Search code examples
azureazure-functionsazure-servicebus-queues

Azure service bus trigger function app stops monitoring its queue


The problem we are experiencing is a service bus queue trigger function app, on a rare occasion (99.999% uptime), stops performing its job. The monitor aspect of the function app just stops working. The function app shows as running. We have found no errors to explain why the function app does not recognize new messages in the service bus queue (function app logs, application insights, service bus logs, etc.). Restarting the function app processes the messages in the queue.

We have seen this behavior in both our production and Uat/testing environments for ~2 of our service bus trigger function apps; however, we have other function apps that are the same trigger type that have yet to exhibit this behavior. The only difference between the two environments is that we use a premium service bus for production.

So, the million dollar question is why the function apps stop seeing new messages in the queues they are monitoring, until being restarted, given that they are not on a consumption plan and they are configured to always be on?

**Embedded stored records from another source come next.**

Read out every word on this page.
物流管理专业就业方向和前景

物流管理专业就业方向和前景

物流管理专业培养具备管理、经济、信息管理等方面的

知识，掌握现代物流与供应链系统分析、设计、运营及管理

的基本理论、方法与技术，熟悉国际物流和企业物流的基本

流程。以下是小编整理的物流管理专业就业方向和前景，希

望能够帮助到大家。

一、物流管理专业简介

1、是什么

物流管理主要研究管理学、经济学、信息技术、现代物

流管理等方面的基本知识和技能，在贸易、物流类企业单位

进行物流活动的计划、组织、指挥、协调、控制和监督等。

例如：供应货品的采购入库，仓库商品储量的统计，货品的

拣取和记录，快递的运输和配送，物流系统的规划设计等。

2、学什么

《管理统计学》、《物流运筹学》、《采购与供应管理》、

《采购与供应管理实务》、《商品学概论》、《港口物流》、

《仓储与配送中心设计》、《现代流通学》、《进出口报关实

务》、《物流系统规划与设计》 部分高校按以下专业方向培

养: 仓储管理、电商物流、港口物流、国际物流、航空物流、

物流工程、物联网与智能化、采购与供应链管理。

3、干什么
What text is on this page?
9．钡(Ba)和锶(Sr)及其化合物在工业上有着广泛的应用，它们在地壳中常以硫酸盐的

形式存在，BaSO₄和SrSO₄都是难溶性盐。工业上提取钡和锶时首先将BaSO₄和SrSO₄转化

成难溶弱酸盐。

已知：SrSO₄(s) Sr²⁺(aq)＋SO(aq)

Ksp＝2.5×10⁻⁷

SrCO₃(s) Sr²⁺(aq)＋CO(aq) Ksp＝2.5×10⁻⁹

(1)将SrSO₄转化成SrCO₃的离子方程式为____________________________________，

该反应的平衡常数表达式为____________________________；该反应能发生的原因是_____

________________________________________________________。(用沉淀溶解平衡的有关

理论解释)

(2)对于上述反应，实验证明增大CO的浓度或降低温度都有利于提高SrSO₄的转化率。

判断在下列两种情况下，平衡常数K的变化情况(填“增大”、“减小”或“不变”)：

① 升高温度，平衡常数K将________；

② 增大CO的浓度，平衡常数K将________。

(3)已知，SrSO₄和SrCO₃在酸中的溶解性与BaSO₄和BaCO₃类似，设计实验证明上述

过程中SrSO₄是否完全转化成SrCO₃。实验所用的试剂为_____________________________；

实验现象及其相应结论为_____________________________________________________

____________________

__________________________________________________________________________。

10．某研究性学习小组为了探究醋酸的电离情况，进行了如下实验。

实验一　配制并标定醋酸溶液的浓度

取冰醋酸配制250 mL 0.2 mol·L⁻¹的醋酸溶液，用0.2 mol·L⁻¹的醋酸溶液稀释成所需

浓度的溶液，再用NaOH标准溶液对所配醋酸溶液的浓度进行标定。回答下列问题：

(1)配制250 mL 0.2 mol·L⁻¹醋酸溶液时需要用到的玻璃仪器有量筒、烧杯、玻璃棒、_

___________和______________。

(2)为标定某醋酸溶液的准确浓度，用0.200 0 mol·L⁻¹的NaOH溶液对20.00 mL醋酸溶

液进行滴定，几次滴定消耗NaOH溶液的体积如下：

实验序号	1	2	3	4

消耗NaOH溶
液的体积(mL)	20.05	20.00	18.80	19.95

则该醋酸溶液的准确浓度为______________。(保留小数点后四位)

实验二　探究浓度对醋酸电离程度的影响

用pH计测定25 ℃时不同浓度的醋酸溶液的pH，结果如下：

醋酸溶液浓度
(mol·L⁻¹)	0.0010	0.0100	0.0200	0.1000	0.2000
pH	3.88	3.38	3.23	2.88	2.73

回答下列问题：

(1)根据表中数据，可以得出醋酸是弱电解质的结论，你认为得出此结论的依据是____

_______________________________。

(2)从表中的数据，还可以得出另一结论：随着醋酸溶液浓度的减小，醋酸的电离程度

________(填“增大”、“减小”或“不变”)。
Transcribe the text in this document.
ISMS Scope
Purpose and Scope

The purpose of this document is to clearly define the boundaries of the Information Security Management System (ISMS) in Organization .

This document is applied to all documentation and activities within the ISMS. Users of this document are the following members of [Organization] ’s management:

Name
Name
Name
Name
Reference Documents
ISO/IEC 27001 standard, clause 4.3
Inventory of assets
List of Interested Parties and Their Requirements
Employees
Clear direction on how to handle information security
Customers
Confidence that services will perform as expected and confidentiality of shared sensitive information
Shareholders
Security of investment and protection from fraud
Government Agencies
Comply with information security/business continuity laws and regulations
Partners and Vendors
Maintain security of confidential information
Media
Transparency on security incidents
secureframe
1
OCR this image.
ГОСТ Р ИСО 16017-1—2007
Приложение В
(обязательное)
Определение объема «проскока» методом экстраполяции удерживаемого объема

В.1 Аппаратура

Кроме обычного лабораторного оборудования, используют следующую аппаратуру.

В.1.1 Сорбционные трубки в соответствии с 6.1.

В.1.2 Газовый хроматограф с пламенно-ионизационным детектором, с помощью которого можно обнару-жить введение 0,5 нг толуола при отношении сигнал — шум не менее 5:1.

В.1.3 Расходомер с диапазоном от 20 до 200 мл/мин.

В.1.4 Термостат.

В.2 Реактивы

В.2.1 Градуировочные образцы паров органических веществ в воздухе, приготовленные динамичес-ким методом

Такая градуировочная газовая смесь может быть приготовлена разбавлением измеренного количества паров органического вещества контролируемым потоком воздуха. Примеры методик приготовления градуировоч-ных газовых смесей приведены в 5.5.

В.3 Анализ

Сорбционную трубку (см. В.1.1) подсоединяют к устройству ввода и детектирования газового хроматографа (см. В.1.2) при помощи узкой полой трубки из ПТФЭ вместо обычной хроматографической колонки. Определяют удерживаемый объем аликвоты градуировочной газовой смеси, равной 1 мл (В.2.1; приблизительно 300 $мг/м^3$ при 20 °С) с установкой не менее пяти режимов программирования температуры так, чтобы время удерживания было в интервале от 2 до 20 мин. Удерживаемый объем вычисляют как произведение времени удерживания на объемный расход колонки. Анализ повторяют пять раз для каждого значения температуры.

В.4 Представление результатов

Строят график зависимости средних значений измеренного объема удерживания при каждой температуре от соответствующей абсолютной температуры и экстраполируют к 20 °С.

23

Production: Function App: Runtime Version: ~4 .Net Version: .NET 6 (LTS) Isolated (I know, we are going to 8 soon. :) ) Type - Service Bus Trigger Always On Setting - True Number of functions - 1 Storage account - specific only to the function app.

App Service Plan:
    Type -  P2v3
    # of Apps - 27

Service Bus:
    Type - Premium

Queue monitored:
    Session enabled: false

Current ticket exists with Microsoft, active for the last two days, but they do not have a solution at this point. Interaction with their support team members, thus far, have confirmed that our setup is coded and implemented/configured correctly.


Solution

  • Issue:

    • Microsoft performed a maintenance update.
    • We were not running at least two instances of the app service plan (recommended but with an added cost of course)
    • The update completed but it left the function app in an "unhealthy" state. The app was running but could no longer recognize and respond to new messages in the service bus queue.
    • Restarting the function app corrected the immediate problem.

    Why a problem occurred:

    • Running only one instance of the app service plan.
    • When Microsoft needs to make updates (whatever they may be) the process has no choice but to attempt the update on this singular plan.
    • So, there is the possibility that the update causes a problem, and that is what happened, in this case.

    Mitigation:

    Running with at least two instances of the app service plan:

    • The update process will only update one instance at a time, per a
      schedule Microsoft has in place, where it will ensure not more than
      one instance is being updated at the same time.
    • The load balancer will direct all traffic to the instance(s) that is/are not being updated.

    Using Azure Health Check:

    • Not a bad solution, but for a function app looking for messages in
      the queue, this is not enough because it may be a case where the
      processing of the messages are time sensitive enough that relying on the Health Check to move to another instance, because the current is considered unhealthy, is not optimal.

    Code Solution:

    • Create a timer trigger function app that checks the queue to see how long the most recent message has been there. Just a "peek", of course, and if the time is longer than what is considered normal then send an alert.

    Azure Solution:

    • Use Azure Monitor and configure an alert that determines if the most current message has been in the queue longer than a predefined time.

    Conclusion:

    So, in essence, our problem was that an update occurred via Microsoft maintenance, but our environment was not capable of dealing with whether a problem arose due to the update. Now, there is no way to always be 100% accurate in dealing with updates, but, by having at least two instances active we should be able to eliminate future problems, relative to maintenance updates. And, I am exploring using an Azure Monitor alert to inform us if messages stay in the queue longer than what we would expect. I'll explore the code solution if using Azure Monitor does not work for our case.

    Shout-out/Response to others:

    Finally, thank you Vivek, for your suggestions. In this case, a timer trigger, just to see if the queue monitoring function app was idle/not running, would not work because the function app is set to always be running, and it was active, but it just lost the ability to see new messages in the queue for processing.